On Sat, Aug 27, 2022 at 03:59:37PM -0700, Josh Poimboeuf wrote:
> > > While working on another s390 issue, I was getting intermittent boot
> > > failures in __nospec_revert() when it tried to access 'instr[0]'.  I
> > > noticed the __nospec_call_start address ended in 'ff'.  This patch
> > > seemed to fix it.  I have no idea why it was (only sometimes) failing in
> > > the first place.
...
> > > +	. = ALIGN(4);
> > >  	.nospec_call_table : {
> > >  		__nospec_call_start = . ;
> > >  		*(.s390_indirect*)
> > 
...
> > Unfortunately I was unable to let any compiler generate code, that
> > would use the larl instruction. Instead the address of
> > nospec_call_table was loaded indirectly via the GOT, which again works
> > always, regardless if the table starts at an even or uneven address.
> > 
> > This needs to be fixed anyway, and your patch certainly is correct.
> > 
> > Could you maybe share your kernel config + compiler version, if you
> > are still able to reproduce this?
> 
> I think the trick is to disable CONFIG_RELOCATABLE.  When I compile with
> CONFIG_RELOCATABLE=n and "gcc version 11.3.1 20220421 (Red Hat 11.3.1-2)
> (GCC)", I get the following in nospec_init_branches():
> 
>  2a8:   c0 20 00 00 00 00       larl    %r2,2a8 <nospec_init_branches+0x30>     2aa: R_390_PC32DBL      __nospec_call_start+0x2
> 
> That said, I still haven't been able to figure out how to recreate the
> program check in __nospec_revert(), even when the nospec_call_table
> starts at an odd offset.

Right, CONFIG_RELOCATABLE=n will do the trick.

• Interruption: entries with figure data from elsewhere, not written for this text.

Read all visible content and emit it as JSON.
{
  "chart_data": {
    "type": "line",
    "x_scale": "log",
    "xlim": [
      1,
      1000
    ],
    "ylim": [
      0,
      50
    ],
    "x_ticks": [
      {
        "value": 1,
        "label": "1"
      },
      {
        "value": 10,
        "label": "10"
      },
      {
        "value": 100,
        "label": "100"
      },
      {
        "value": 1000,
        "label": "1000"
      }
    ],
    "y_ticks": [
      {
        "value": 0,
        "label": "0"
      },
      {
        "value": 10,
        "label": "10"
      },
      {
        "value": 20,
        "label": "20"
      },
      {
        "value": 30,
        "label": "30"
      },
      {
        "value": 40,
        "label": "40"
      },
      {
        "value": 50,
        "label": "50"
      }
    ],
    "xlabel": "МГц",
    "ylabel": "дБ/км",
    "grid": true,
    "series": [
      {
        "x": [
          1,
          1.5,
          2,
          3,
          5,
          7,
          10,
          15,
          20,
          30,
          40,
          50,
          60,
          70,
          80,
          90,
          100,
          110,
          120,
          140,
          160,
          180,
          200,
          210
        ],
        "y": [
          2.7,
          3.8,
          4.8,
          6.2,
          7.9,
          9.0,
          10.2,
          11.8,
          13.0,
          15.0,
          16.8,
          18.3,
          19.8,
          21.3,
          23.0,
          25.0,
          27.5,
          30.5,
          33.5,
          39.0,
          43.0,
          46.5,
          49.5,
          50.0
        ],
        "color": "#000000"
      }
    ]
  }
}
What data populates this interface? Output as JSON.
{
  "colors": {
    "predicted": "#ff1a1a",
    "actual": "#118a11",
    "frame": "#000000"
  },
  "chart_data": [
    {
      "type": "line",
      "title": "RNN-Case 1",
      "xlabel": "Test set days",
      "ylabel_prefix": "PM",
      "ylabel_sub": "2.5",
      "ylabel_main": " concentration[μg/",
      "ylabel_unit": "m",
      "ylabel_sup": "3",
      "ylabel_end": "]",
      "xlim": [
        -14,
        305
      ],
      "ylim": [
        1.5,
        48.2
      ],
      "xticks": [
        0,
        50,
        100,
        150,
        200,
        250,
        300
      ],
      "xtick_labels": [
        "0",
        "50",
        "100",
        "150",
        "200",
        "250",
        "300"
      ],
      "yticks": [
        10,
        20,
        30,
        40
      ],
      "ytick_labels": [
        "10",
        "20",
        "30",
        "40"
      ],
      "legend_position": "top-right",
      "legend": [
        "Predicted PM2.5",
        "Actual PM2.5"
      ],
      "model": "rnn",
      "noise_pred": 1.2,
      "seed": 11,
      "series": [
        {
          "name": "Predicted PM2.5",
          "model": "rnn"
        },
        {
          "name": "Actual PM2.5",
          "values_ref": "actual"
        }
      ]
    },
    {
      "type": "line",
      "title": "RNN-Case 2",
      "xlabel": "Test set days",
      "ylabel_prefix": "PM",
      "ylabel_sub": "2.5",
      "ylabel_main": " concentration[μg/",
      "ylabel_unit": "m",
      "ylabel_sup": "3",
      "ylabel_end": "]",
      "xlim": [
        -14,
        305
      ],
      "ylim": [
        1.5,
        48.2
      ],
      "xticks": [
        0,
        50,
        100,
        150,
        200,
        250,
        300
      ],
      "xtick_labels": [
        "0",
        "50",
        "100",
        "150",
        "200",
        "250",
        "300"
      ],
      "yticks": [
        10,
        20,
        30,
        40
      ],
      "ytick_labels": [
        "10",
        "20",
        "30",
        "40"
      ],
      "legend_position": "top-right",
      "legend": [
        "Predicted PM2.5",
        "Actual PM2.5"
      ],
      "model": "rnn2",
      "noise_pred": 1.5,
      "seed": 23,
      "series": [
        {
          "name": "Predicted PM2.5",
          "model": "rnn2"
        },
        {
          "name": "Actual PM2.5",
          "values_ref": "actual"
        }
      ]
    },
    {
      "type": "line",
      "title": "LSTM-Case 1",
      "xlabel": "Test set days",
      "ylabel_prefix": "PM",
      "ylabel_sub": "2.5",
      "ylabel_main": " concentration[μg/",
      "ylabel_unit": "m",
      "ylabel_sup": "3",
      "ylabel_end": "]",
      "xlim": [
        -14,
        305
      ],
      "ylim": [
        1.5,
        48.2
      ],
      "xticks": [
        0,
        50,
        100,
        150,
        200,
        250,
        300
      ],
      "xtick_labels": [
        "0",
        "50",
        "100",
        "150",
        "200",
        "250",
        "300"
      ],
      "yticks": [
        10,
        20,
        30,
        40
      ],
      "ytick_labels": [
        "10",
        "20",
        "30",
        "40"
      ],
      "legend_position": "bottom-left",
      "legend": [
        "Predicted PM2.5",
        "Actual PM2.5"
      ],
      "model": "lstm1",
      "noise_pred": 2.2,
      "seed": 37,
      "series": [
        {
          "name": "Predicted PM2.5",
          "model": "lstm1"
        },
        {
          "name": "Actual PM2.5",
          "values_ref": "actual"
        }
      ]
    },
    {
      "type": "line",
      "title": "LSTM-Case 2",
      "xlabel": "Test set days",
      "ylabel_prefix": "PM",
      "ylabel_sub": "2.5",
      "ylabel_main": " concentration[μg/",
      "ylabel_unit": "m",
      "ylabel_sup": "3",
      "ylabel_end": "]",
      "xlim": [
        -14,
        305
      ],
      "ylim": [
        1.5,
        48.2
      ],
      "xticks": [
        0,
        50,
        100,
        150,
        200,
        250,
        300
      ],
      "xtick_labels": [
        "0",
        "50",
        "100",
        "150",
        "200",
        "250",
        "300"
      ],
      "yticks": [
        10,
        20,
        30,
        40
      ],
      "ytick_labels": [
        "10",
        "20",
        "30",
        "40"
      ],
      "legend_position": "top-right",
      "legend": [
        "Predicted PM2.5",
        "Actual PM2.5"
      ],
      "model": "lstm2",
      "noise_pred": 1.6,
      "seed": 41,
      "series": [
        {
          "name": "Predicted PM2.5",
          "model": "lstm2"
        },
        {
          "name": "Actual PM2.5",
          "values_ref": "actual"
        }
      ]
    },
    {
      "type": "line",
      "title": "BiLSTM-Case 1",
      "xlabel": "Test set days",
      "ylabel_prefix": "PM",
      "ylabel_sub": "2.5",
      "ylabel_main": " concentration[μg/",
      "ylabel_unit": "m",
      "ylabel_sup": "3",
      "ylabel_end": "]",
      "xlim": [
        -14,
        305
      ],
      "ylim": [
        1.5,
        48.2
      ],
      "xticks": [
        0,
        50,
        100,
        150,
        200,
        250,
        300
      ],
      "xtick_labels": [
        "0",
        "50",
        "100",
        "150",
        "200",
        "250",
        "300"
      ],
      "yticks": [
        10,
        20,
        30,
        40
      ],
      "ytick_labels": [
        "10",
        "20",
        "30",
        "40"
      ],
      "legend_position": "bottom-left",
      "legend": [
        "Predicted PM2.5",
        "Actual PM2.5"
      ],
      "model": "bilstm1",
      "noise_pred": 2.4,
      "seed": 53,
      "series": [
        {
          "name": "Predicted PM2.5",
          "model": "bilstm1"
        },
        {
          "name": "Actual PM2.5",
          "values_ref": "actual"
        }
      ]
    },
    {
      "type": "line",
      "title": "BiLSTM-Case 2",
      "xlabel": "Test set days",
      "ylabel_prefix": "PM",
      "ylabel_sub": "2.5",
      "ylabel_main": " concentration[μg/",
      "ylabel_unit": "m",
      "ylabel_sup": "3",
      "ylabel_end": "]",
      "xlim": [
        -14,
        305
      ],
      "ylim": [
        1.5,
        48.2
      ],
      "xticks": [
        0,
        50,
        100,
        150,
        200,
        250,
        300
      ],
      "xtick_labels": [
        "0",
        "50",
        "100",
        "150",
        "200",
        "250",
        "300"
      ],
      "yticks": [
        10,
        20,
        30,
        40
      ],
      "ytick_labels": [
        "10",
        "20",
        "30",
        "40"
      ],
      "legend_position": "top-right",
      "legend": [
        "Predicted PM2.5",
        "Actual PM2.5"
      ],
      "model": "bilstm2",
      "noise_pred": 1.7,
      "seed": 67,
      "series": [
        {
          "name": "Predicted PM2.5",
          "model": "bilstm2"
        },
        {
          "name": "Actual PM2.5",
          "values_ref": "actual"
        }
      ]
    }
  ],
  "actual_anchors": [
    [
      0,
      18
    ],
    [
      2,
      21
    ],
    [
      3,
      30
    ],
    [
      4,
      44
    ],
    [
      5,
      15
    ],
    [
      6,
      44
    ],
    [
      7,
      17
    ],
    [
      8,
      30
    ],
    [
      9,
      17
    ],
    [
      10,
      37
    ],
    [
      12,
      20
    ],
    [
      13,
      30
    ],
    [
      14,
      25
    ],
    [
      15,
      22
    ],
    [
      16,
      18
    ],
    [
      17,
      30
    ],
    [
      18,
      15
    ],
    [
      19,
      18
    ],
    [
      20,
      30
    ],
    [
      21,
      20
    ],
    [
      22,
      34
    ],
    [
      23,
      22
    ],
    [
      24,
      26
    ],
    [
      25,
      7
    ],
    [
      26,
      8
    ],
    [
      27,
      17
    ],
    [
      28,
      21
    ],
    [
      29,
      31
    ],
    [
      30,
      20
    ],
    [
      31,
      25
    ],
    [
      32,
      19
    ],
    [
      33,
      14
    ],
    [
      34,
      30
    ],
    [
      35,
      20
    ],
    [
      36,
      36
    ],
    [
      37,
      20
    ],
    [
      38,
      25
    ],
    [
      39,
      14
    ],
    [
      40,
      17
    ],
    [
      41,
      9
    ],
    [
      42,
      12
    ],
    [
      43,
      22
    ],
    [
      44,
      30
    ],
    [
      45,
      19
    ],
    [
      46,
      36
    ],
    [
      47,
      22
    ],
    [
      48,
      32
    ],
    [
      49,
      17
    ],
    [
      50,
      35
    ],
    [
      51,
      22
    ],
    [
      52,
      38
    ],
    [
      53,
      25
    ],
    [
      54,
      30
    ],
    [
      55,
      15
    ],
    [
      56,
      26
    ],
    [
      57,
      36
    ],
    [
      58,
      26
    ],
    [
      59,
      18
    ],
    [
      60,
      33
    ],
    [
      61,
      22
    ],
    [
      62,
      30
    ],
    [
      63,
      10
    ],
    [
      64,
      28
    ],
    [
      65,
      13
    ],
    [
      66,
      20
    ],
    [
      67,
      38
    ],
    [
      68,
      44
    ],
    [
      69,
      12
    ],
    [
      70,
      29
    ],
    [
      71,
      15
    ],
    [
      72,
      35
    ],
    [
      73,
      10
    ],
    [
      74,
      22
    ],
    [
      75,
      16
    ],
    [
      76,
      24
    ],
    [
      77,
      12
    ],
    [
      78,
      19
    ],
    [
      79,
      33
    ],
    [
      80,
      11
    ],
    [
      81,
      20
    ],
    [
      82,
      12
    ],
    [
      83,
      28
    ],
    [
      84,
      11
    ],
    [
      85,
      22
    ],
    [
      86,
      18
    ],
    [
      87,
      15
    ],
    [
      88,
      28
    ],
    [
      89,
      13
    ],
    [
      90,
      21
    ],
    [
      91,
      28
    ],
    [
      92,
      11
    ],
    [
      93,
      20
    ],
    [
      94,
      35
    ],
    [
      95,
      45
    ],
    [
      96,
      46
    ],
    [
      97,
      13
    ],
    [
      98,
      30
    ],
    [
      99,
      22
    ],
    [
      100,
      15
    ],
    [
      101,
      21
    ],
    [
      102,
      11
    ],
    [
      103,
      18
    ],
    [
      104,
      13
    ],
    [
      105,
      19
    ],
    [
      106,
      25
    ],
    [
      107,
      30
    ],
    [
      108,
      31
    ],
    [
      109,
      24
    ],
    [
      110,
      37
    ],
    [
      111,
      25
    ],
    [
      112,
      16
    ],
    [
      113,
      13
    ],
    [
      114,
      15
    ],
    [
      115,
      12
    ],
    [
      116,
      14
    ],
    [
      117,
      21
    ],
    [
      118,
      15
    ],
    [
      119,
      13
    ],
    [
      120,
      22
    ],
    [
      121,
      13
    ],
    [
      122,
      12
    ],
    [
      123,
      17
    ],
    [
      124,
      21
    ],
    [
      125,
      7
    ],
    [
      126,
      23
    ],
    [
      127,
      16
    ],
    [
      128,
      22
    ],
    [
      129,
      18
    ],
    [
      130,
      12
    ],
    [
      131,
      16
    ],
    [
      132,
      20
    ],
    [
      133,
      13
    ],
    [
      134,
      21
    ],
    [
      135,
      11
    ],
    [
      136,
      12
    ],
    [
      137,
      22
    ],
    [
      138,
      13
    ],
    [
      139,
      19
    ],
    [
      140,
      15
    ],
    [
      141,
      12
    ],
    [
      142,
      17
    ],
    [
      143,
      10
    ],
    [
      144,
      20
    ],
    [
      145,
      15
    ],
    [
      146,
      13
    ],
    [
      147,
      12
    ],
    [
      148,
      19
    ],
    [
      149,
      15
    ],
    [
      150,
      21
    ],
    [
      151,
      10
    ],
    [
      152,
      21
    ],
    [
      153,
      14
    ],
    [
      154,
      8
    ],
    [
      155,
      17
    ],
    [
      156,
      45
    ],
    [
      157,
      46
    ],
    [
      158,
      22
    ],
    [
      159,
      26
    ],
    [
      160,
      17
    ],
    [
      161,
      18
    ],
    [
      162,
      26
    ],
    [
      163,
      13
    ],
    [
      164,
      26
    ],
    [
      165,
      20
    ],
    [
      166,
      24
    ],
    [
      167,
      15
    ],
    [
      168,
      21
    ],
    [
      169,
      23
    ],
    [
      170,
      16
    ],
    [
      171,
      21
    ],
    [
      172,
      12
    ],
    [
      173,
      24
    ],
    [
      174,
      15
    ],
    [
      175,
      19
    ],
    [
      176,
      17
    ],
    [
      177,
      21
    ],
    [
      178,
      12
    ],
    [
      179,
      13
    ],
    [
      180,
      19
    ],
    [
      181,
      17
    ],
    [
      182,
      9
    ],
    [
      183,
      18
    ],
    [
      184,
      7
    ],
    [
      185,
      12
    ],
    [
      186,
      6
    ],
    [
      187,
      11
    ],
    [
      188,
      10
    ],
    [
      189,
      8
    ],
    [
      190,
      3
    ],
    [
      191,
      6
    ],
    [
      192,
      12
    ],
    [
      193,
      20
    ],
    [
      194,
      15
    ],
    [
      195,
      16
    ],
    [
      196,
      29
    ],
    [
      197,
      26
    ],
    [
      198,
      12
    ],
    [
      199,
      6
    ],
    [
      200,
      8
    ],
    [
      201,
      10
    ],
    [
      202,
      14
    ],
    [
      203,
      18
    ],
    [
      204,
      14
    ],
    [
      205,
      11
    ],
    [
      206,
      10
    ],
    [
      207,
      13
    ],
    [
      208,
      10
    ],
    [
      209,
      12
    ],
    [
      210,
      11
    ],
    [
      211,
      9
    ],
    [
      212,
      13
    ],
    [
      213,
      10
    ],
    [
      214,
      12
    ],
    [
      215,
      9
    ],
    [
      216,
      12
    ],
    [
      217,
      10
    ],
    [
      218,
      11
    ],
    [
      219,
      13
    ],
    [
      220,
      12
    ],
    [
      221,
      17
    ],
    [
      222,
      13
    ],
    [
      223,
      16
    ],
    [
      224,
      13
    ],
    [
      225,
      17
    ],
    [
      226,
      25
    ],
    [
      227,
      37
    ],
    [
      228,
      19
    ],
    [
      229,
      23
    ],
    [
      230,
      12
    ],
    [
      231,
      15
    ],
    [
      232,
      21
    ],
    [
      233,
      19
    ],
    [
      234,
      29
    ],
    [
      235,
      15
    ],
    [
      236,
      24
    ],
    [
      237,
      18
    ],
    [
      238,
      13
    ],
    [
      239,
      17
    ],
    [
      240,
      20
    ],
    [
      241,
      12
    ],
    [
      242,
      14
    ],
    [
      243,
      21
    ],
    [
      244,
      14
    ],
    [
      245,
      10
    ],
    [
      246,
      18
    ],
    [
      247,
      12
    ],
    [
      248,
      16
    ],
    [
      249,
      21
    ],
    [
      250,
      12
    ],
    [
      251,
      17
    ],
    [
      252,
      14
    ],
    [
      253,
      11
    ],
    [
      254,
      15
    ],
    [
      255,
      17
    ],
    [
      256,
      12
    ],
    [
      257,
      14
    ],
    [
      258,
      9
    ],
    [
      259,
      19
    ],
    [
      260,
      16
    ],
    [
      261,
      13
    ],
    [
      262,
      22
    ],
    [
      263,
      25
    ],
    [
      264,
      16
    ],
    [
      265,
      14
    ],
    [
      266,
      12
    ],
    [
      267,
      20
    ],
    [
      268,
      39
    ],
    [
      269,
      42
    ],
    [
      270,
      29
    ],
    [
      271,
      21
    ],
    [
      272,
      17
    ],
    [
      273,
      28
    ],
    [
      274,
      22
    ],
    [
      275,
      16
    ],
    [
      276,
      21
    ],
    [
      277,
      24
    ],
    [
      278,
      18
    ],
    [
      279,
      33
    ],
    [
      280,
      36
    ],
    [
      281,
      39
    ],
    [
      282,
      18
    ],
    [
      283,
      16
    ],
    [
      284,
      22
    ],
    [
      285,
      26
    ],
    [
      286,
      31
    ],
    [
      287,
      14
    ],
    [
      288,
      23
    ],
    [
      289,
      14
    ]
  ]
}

I don't know why you cannot recreate it, however on my system it
crashes instantly when I make sure that __nospec_call_start starts at
an odd address.

Apparently 'instr = (u8 *) epo + *epo;' in __nospec_revert() may
result in a very large address, since without KASLR the kernel is
located at a low address, and it only takes one entry within the
incorrectly accessed nospec_call_table which results in a large
negative value for '*epo' and we end up with an overflow and a very
large address for 'instr'.
This will then result in the program check / addressing exception
you've seen when the kernel tried to access 'instr[0]'.

I'll apply your patch. Thanks a lot for debugging and reporting!